第44話
「で、そっちは?なんでここにいんの?」
「…昨日転んだところがシャツから見えてたから隠したいの。…それでちょっと大きめの絆創膏をもらおうと思って」
「ふぅん…てか電気くらいつけろよ。暗くね?」
「絆創膏もらったらすぐ出るつもりだったから」
彼女がそう答えたと同時に、俺が脇に挟んでいた体温計の音が鳴った。
「早っ!最新かよ」
「見せて」
言われるがままにその体温計を彼女に差し出すと、何度だったのかは分からないけれど「熱はないよ」と言われてその体温計は片付けられた。
「でも体がだるいんだよな」
「低気圧のせいかもね。ほら、早く寝なよ」
彼女は早く向こうに行けと言わんばかりの言い方でそう言って、この部屋の奥にあるベッドを指差した。
「あー…うん」
そう言って立ち上がった俺は、ベッドではなく彼女の元へ歩いていくとそのまま真横にピタリとくっついた。
そんな俺に、棚を探る手をまた止めた彼女はゆっくりと俺を見上げた。
「……なに」
近いな…
てかヒナノってこんな小さかったっけ…
そんなことを思いながら、俺は彼女が探っている引き出しの隣の引き出しをスッと左手で開けた。
「…絆創膏ならたぶんこっち」
「………あ、うん」
すぐに俺の開けた引き出しに目をやり手を伸ばした彼女のその左手首を、俺はすかさず右手で掴んだ。
「っ、」
「転んだってどこ?見せて」
「いやっ、いいからっ、」
「よくないっしょ。俺に見せてみなよ」
そう言いながらその掴んでいた左腕を見てみたけれど、ケガらしきものはどこにもなかった。
「こっち?」
彼女の体の前に腕を伸ばすようにして今度は右手首を掴むと、彼女は一瞬だけビクッと体を震わせた。
彼女の言う“シャツから見えていた”その怪我は、俺の思っていたようなものとは全く違っていた。
「…え、これ?」
「……」
「どうやって転んだらこんなとこにこんなアザできんの?」
彼女の細い腕にあったそれは、転んだと言う割に擦り傷や切り傷ではなく赤紫になったアザのようなものだった。

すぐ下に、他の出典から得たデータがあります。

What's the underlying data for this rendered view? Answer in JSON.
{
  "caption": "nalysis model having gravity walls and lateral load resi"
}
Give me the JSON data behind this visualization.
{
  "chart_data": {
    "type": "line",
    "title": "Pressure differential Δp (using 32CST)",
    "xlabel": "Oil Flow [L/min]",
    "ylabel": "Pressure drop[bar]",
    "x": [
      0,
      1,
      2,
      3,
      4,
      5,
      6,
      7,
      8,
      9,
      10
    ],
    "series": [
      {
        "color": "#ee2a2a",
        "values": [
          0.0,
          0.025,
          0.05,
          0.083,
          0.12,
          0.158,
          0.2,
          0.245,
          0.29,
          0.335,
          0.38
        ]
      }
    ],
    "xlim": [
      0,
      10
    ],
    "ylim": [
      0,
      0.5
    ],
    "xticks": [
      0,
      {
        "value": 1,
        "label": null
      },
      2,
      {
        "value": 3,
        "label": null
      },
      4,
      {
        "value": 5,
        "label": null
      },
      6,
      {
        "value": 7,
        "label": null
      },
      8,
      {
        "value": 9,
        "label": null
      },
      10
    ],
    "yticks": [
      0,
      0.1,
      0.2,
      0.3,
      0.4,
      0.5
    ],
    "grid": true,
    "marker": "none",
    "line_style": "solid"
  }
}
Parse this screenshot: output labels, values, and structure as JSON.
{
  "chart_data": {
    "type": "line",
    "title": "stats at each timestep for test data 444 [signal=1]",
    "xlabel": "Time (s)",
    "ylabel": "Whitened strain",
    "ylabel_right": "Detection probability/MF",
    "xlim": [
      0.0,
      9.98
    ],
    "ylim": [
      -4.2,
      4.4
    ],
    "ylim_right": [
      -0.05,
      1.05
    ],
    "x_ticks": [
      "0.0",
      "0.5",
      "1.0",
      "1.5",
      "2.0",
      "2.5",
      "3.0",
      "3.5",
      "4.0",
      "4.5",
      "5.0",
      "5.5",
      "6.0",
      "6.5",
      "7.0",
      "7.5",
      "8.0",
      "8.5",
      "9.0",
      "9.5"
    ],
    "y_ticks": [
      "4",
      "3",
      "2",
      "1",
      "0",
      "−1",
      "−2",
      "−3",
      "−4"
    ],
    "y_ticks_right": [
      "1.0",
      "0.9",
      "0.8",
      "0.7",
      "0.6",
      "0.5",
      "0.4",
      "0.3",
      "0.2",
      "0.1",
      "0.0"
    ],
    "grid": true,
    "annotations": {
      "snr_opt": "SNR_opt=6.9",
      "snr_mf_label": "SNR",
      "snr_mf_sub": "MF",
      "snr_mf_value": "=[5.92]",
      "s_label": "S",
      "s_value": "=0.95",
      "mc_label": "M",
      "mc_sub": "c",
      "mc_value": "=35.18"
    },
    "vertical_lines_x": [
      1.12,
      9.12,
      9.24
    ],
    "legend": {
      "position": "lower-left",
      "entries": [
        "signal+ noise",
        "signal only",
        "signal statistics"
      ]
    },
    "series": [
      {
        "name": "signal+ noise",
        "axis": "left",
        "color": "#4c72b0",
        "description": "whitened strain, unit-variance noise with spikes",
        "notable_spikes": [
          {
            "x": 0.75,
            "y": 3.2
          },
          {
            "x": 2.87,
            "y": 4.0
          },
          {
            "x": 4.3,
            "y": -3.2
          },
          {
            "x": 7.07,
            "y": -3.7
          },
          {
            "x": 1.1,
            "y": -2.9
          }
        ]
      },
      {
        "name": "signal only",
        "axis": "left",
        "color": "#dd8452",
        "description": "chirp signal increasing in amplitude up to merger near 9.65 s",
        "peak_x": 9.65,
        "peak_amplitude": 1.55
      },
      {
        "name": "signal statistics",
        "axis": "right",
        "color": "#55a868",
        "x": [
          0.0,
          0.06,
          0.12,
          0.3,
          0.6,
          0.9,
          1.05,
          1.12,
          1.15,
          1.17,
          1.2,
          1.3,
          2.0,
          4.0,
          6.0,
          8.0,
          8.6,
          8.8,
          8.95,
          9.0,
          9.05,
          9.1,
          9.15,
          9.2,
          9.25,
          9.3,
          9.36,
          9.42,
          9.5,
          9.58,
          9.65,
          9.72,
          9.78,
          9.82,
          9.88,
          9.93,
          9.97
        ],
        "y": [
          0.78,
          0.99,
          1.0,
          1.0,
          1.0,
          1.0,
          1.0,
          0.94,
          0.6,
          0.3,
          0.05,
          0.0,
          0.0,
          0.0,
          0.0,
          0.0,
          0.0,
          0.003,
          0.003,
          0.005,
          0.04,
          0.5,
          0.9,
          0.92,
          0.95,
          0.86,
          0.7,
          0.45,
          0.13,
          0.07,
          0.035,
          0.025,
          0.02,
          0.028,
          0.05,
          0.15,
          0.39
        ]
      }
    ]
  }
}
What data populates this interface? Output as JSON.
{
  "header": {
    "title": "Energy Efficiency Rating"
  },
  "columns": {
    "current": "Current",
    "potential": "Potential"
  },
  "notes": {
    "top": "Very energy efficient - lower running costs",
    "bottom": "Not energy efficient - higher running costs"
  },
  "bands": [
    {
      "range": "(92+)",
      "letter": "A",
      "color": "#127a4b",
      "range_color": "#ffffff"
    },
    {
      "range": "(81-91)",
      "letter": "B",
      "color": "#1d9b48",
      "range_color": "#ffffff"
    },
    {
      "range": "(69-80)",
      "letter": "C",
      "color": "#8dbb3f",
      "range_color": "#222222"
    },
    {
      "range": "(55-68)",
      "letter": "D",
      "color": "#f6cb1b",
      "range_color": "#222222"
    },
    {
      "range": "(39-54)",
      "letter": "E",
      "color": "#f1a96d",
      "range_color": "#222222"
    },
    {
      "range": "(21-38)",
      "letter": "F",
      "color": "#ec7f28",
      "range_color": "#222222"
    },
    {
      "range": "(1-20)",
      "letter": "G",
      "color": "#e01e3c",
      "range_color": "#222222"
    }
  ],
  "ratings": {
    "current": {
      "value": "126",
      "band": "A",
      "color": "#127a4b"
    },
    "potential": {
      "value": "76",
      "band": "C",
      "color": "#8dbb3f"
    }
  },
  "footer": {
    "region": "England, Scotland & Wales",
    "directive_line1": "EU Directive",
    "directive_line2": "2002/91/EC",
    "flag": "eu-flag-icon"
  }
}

俺のその反応に彼女は咄嗟に俺の手から腕を引き抜こうとしたけれど、俺はすぐに手首を掴んでいたその手に力を入れてそれを阻止した。
「どこで転んだの?」
「…階段、で、」
「うん」
「滑って、」
「うん」
「……」
「…え、で、これ?おかしくね?」
「……」
階段で滑って転んだならたしかに擦り傷にはならずアザになるかもしれない。
でも、手首と肘の間のその一部分だけがアザになるのはやっぱりおかしいと思う。